ราคาน้ำมันผันผวนไม่หยุด ‘เอทานอล’ คือคำตอบ หรือแค่ภาพฝันทางนโยบาย | Exclusive Interview EP.75
Audio Summary
AI Summary
The video discusses the impact of oil prices on electricity consumption and the role of ethanol as an alternative fuel, particularly in Thailand. A 1% rise in oil prices leads to a mere 1% reduction in electricity consumption, indicating low price elasticity. This is attributed to the low cost of oil, often due to tax reductions, subsidies, and reduced marketing expenses, which are presented as short-term solutions.
The ethanol industry, it's argued, cannot thrive naturally and requires government management and support, especially during periods of low oil prices. Volatility in oil prices significantly impacts the entire economy. While oil is a commodity with high price flexibility, meaning usage is affected by price changes, the speaker notes that even a 1% increase in oil prices results in a very small decrease in usage, around 0.1% to 1%.

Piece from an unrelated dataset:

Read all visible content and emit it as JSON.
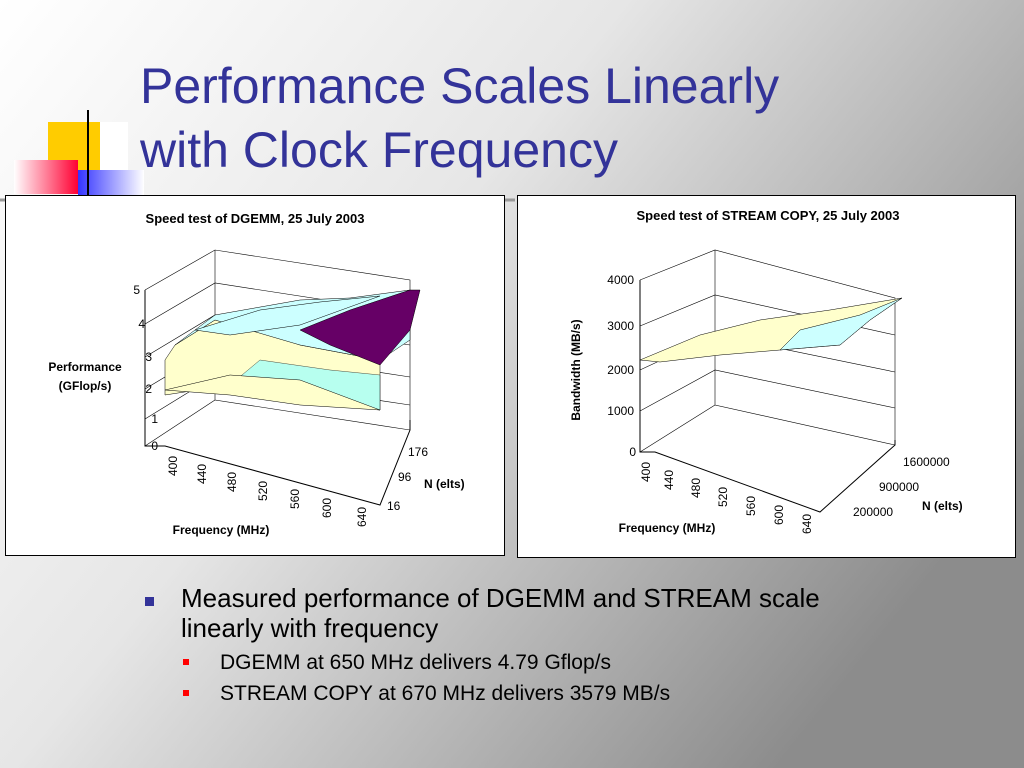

Increasing ethanol use, such as transitioning from E10 to E20, can reduce dependence on foreign oil imports, potentially saving billions annually. A crisis is defined by unavailability, unaffordability, or widespread impact. In Thailand, oil price increases, even with subsidies, are substantial, averaging around 50% and impacting GDP. This leads to inflation and increased costs across various sectors, prompting consumers to become more frugal. Job losses and economic vulnerability are also consequences.
Current ethanol blends like E10 and E20 are underutilized. The proposal to increase ethanol use to E20 could boost ethanol production significantly, but its impact on reducing oil imports is limited to a few percentage points. Ethanol helps reduce dependence on foreign oil, contributing to energy security and reducing volatility.
The feasibility of increasing ethanol production depends on agricultural output, such as sugarcane. Brazil's long-standing ethanol program, initiated in the 1970s, serves as a model. This program involves revenue sharing between farmers and ethanol plants and requires a complex, long-term political commitment. Key to Brazil's success is government regulation of vehicle engines to accommodate high ethanol blends and public awareness campaigns. For ethanol to be competitive, its price should be significantly lower than gasoline.
Thailand needs to prepare its supply side for increased ethanol use, ensuring raw material availability. Transitioning to E20 is seen as feasible in the short to medium term, but higher blends require substantial agricultural expansion. A major challenge for Thailand is the dominance of imported car models, making it difficult to mandate flexible-fuel engines. Furthermore, the country is shifting towards electric vehicles, which could sideline investments in internal combustion engine technology.
Effective policy implementation requires inter-ministerial collaboration, including energy, agriculture, industry, and commerce. Quotas and import controls on ethanol are necessary to support domestic production and prevent over-reliance on imports. The government's role is crucial in managing subsidies and mandating fuel blends to ensure the ethanol industry's survival and profitability.
Ultimately, addressing structural issues in the energy sector requires a comprehensive approach, from agricultural production to energy consumption, with strong political will and long-term planning. The current low oil prices are a result of short-term measures like tax reductions and subsidies, which do not solve the underlying structural problems.